Durante a entrevista, depois de ressaltar a necessidade de interagir com outras instituições autônomas, Chico lançou a seguinte reflexão: “pensando na nossa conversa agora, se essas outras iniciativas da matéria escura se articularem de uma maneira mais clara, talvez elas ganhem mais força, mais visibilidade”. Meses depois dessa entrevista, quando o texto desta dissertação estava quase pronto, tive a grata surpresa de descobrir que essa ideia trazida por Chico estava em execução.
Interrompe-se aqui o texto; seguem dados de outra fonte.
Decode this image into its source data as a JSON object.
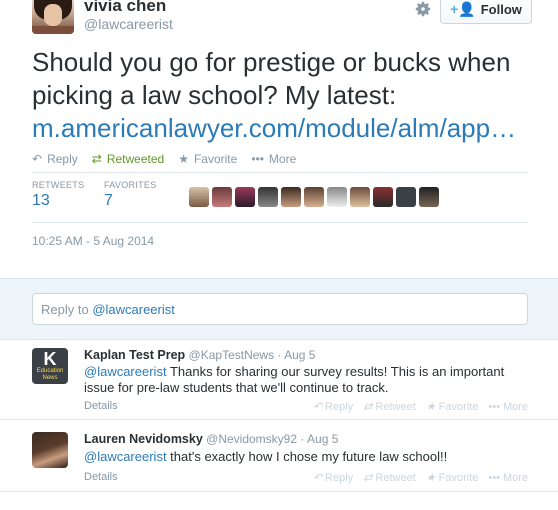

No dia 28 de setembro de 2019 aconteceu o lançamento do Pólvora, iniciativa de espaços autônomos de arte “para a instauração de uma rede ativa local voltada à articulação de proposições comuns” no qual Chico e mais dois espaços (Casa Baka e Bronze Residência) estavam a frente. A proposta se apresentou com o seguinte texto:

(Pólvora) Nasce do desejo de estarmos juntes, entendendo que para nossa existência e continuidade é preciso nos apoiarmos mutuamente e estarmos ainda mais próximes, uma vez que operamos com demandas e questões de sustentabilidade parecidas. Pólvora é também uma forma de afirmação da nossa existência independente e de nossa relevância no circuito contempo-râneo, e um chamado para que instituições e indivíduos integrem essa luta conosco. PÓLVORA é explosão, emergência, políticas do comum, lugar de fala e escuta. PÓLVORA é espaço de convívio, é prática de conversa, é fazer junto agora. É pensar saídas para o momento atual e a sobrevivência de iniciativas autônomas2

Figura 23 – Primeira reunião do Pólvora, realizada no espaço Linha

Fonte: arquivo pessoal da autora

O movimento que dá origem ao Pólvora é um exemplo claro de artistas que abraçam sua redundância através de ações com características de inovação social e

2 Pólvora | circuito dos espaços autônomos de arte - https://www.facebook.com/events/534057313802 319/ (acessado em 30/09/2019)

econômica, na medida em que buscam soluções propondo novas orientações culturais. Se esta pesquisa começasse agora, talvez fosse o Pólvora o objeto da investigação.